El 22 de mayo de 2010, un programador realizó la primera compra documentada con bitcoin: dos pizzas por 10,000 unidades de la criptomoneda. Lo que entonces parecía un experimento entre entusiastas tecnológicos se convirtió en el punto de partida de una industria que hoy transforma pagos digitales, inversiones y marcos regulatorios en todo el mundo.
Salvador Rivero, directivo de Binance México, explica que el llamado Pizza Day representa más que una fecha conmemorativa. Según el ejecutivo, aquel intercambio demostró por primera vez que bitcoin podía funcionar como medio de pago real, aunque en ese momento carecía de valor monetario significativo. Hoy, esos 10,000 bitcoins representarían una fortuna millonaria.
La historia de bitcoin comenzó en 2008, cuando apareció el documento técnico firmado por Satoshi Nakamoto —identidad aún desconocida— que proponía un sistema descentralizado de transacciones sin intermediarios financieros. La tecnología blockchain permitiría validar operaciones mediante cadenas de bloques imposibles de alterar sin consenso colectivo, justo en medio de la crisis financiera global.
Durante la última década y media, el ecosistema cripto evolucionó desde comunidades tecnológicas hasta atraer fondos de inversión, gestoras de activos y bancos tradicionales. Empresas como BlackRock, Franklin Templeton y Fidelity Investments desarrollaron productos vinculados con activos digitales. La pandemia aceleró este proceso al impulsar la búsqueda de infraestructuras que redujeran costos y agilizaran operaciones financieras.

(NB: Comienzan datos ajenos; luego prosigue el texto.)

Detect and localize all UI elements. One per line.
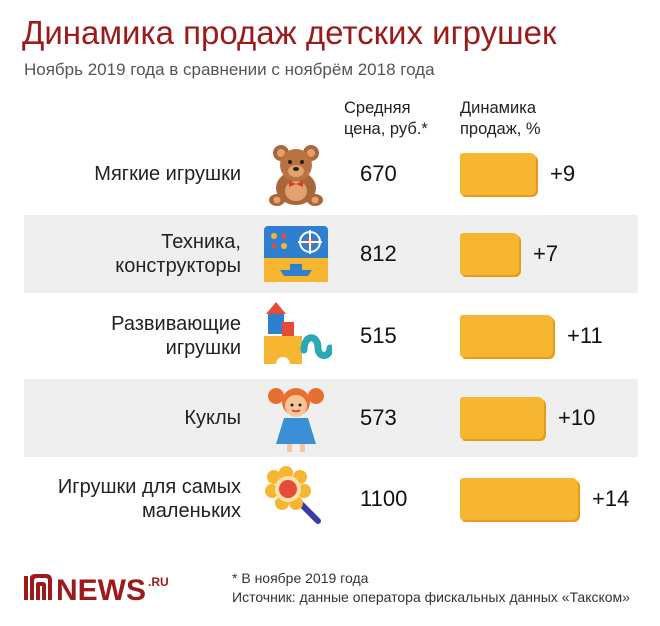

Rivero destaca que blockchain permite liquidar operaciones prácticamente al instante y con menos intermediarios, lo que modifica la lógica operativa tradicional. Según datos de Binance citados por el directivo, más del 75% de sus clientes actuales provienen de mercados emergentes, donde millones de personas carecen de acceso pleno al sistema bancario convencional.
El crecimiento del sector también generó debates regulatorios. Organismos como el Fondo Monetario Internacional y el Banco de Pagos Internacionales han advertido sobre riesgos relacionados con lavado de dinero y estabilidad financiera. Estados Unidos y Europa avanzan en marcos regulatorios específicos, mientras que en México el debate cobra relevancia como factor clave para impulsar la adopción institucional.
Rivero considera que la claridad jurídica facilitará nuevas inversiones y acelerará el desarrollo de infraestructura financiera basada en blockchain. El directivo proyecta que los próximos años traerán un sistema financiero más accesible, económico y eficiente para usuarios globales.
Quince años después de aquella transacción experimental, bitcoin oscila entre ser un activo especulativo y una infraestructura tecnológica que busca redefinir pagos, inversiones y servicios bancarios. Las dos pizzas de 2010 permanecen como símbolo de una operación menor que desencadenó uno de los debates financieros más relevantes de las últimas décadas.